Cool boat! and great job on the videos.


----------



## cmcowart (Jan 12, 2014)

> Cool boat! and great job on the videos.


Thanks, glad you liked them!


----------



## permitchaser (Aug 26, 2013)

Awesome video. Love what can be done with Go-pros. You must be in film at Alabama. Roll baby


----------



## cmcowart (Jan 12, 2014)

> Awesome video. Love what can be done with Go-pros. You must be in film at Alabama. Roll baby


Thanks bud, and yes sir. Majoring in telecommunication and film at the University of Alabama, Roll Tide!


----------



## tomahawk (Mar 9, 2012)

Nice skiff and vids.


----------



## jjdmngz (Jul 30, 2013)

Sweet ride bro! This hull looks similar to one that was a project hull here in tx. I was tempted to buy it, but I'm about to start a project on an 18 ft boat so I held off.

Good vids too. I was cracking up when you put the bass in the girls face lol


----------



## jttracey (May 3, 2011)

> Sweet ride bro! This hull looks similar to one that was a project hull here in tx. I was tempted to buy it, but I'm about to start a project on an 18 ft boat so I held off.
> 
> Good vids too. I was cracking up when you put the bass in the girls face lol


Are you talking about the one that was in League City?
Looking at these pictures makes me kick the hell out of myself for not jumping on it while I had the chance...


----------



## jjdmngz (Jul 30, 2013)

> > Sweet ride bro! This hull looks similar to one that was a project hull here in tx. I was tempted to buy it, but I'm about to start a project on an 18 ft boat so I held off.
> >
> > Good vids too. I was cracking up when you put the bass in the girls face lol
> 
> ...


That's exactly the one I'm talking about! I hear you on that. Seeing what I could be makes me wish I would have jumped on it too.


----------



## kensfl45 (Jan 15, 2013)

Saw this boat at the Flamingo ramp back in February. Cool skiff.

There used to be one for sale along the road in Key Largo. At least it looked like this.


----------



## permitchaser (Aug 26, 2013)

Cool looking skiff I like the poling platform. What speeds are you getting with the 20


----------



## Saltwater syndicate (Jun 15, 2017)

Yayyy I have been looking for another Ugly Boat they are getting hard to find! I love mine, tight lines bro!


----------



## GoGataGo52__20 (Jun 26, 2016)

I think he sold his already, I wonder if they still make these skiffs?


----------



## permitchaser (Aug 26, 2013)

cmcowart said:


> Thanks bud, and yes sir. Majoring in telecommunication and film at the University of Alabama, Roll Tide!

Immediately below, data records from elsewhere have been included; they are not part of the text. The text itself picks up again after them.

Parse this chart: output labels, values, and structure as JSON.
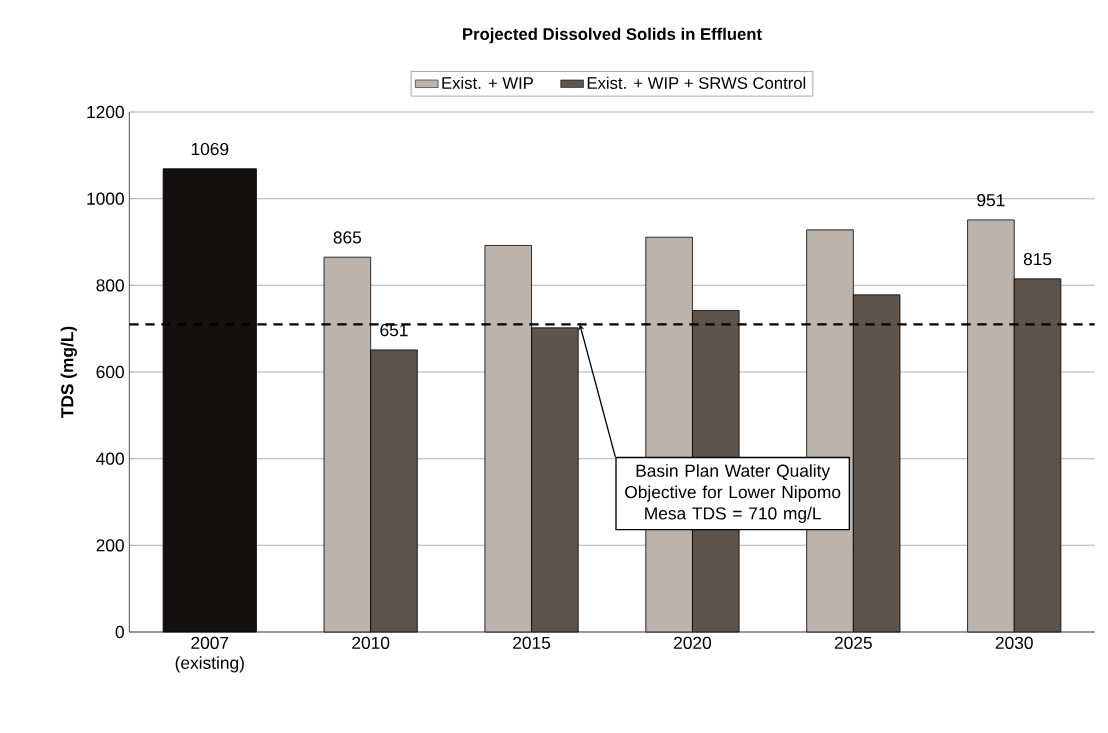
{
  "chart_data": {
    "type": "bar",
    "title": "Projected Dissolved Solids in Effluent",
    "ylabel": "TDS (mg/L)",
    "categories": [
      "2007 (existing)",
      "2010",
      "2015",
      "2020",
      "2025",
      "2030"
    ],
    "series": [
      {
        "name": "Exist. + WIP",
        "color": "#bcb4ac",
        "values": [
          null,
          865,
          892,
          911,
          928,
          951
        ],
        "value_labels": [
          null,
          "865",
          null,
          null,
          null,
          "951"
        ]
      },
      {
        "name": "Exist. + WIP + SRWS Control",
        "color": "#5e544c",
        "values": [
          null,
          651,
          702,
          742,
          778,
          815
        ],
        "value_labels": [
          null,
          "651",
          null,
          null,
          null,
          "815"
        ]
      },
      {
        "color": "#141010",
        "values": [
          1069,
          null,
          null,
          null,
          null,
          null
        ],
        "value_labels": [
          "1069",
          null,
          null,
          null,
          null,
          null
        ]
      }
    ],
    "ylim": [
      0,
      1200
    ],
    "yticks": [
      0,
      200,
      400,
      600,
      800,
      1000,
      1200
    ],
    "grid": "y",
    "legend": "top",
    "ref_lines": [
      {
        "axis": "y",
        "value": 710,
        "label": "Basin Plan Water Quality Objective for Lower Nipomo Mesa TDS = 710 mg/L",
        "color": "#000000",
        "line_style": "dashed"
      }
    ]
  }
}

Roll tide on Monday against UGA
I'm a GT fan so anytime UGA plays I pull for the other team


----------



## GoGataGo52__20 (Jun 26, 2016)

I’m a gator permit chaser so anyone against Georgia I feel the same way.


----------



## Saltwater syndicate (Jun 15, 2017)

Well I know this is an old thread that I have joined in recently but I found out some interesting information about these ugly boats I talked to the owner of ugly boats who actually builds now boats known as slayer skiffs if you look up his Facebook they do look similar to the ugly boat but he explained to me that the original ugly boat hull cast/mold (sorry technical term is escaping me) When he bought the mold he bought it from a gentleman down south and it was 3/4 of the way buried into the ground and it turned out that this guy not the owner of ugly boats but the guy he bought the hull blank from actually made these boats for the drug era in Florida running up and down the rivers smuggling drugs. So when he bought the blank from him he brought it back to his own shop beefed it up added a few tweaks of his own and came out with the ugly boat it was just an interesting story on how the boat got started and the original ugly boat hull was actually found and designed off of that, thought I would share the info with you fellow anglers.


----------